Since the early days of the first 3d accelarators, I've normally been really interested in new gfx hardware when it comes out, from generation to generation. For gamers it's always the biggest & bestest upgrade.
But on reflection, looking at this year with a new gen on the horizon, I'd have to admit there's not a single game that doesn't run really well on my current setup, and it doesn't look like anything hardcore is coming any time soon.
It's a Farcry from the old days when there were certain games that no hardware could cope with!
Am I wrong or am I missing something?
I can't remember a time when I didn't have a gfx card that could run most/all the games out fine. Hell, far cry 1 ran fine when I got it.

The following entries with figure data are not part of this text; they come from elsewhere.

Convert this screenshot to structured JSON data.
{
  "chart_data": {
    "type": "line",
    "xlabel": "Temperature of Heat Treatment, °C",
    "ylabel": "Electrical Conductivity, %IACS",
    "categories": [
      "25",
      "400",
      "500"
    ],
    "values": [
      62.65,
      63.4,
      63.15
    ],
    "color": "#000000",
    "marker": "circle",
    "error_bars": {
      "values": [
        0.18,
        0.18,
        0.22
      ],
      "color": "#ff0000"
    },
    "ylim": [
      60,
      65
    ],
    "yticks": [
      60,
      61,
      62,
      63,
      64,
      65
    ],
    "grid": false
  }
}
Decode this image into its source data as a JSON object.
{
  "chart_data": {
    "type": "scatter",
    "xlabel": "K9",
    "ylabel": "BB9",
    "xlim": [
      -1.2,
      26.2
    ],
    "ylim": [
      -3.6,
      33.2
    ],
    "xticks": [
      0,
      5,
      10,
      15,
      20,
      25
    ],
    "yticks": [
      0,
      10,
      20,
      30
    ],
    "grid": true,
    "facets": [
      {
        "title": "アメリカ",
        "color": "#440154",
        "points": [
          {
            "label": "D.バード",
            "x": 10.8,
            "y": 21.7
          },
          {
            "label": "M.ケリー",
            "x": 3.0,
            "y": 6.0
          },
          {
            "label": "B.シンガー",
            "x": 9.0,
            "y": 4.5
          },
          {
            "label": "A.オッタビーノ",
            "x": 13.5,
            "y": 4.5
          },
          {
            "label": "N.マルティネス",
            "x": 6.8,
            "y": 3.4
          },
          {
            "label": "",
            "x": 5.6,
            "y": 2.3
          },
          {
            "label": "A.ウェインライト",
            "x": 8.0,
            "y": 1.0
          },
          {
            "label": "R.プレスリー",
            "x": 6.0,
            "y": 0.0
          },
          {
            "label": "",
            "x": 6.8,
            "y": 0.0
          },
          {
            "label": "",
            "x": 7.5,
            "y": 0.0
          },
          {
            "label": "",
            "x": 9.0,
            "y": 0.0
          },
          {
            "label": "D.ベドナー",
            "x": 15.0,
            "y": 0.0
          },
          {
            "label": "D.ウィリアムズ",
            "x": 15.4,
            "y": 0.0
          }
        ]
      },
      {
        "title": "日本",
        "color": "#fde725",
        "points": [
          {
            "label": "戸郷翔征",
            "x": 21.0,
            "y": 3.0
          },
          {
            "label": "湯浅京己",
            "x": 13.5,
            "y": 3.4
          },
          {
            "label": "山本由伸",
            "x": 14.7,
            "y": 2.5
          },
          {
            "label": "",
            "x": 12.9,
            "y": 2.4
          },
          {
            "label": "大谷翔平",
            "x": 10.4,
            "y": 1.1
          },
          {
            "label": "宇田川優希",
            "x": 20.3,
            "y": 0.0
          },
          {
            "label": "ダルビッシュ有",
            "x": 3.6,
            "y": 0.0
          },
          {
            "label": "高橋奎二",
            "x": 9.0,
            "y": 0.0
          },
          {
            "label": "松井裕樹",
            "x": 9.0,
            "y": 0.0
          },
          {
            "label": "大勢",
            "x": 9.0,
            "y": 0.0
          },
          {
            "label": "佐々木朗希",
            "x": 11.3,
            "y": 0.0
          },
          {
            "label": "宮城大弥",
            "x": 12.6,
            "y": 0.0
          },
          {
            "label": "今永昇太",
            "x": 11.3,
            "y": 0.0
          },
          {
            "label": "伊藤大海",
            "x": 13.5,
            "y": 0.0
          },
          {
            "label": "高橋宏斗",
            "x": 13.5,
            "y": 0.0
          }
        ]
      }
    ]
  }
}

People seem to forget the get older and spend more. People might have a 4870 now, but 2 years ago they might have had a x1809xl rather than the xt, 2 years before that they had a x800 pro rather than the xt, couple years before that they had a 9500 instead of a 9800pro, before that a gf4mx rather than a gf4ti 420.
FOr me, since the GF3 i've always had the top end card(or two) and never had any issues in any games.
Also remember to a certain degree where as 10 years ago we all loved 100fps and loverly 100hz refresh crt's, the massive majority of us are now on LCD's where honestly anything above 60fps is rather worthless, which can also effect your view.
But we still have Crysis which doesn't run great on a 4870 at top res/settings, there are a good few other games that don't run hugely smoothly on top end kit.
In other words, its the same situation its always been. As for the market, honestly, if DX10 hadn't been murdered by Nvidia, then we'd have a stronger presense of harder to run dx10 titles with prettier things going on. DX11 is what dx10 should have been, it will bring the top end graphics (not just resolution) squarely back to the PC market over the console market which will increase the amount of work on pc games right now.
What we've had for around a decade is a console being released, dev's focusing on that market for the first couple years, then as pc's get far more powerful, the biggest/best games switch to pc and the focus moves back. This time around, Nvidia screwing up DX10 so massively really did halt progress, so that switch back to PC focus was largely delayed, we should have tesselation, better performance and more gfx power available for the past 2 years, which would also bring the best dev's back to the PC.
End of the day the best developers make money no matter the platform, they are drawn to the newest bleeding edge tech(that makes a difference) and want to make the most advanced games, if DX10 was what it was originally the main game dev's would have been focusing on pretty new PC game tech.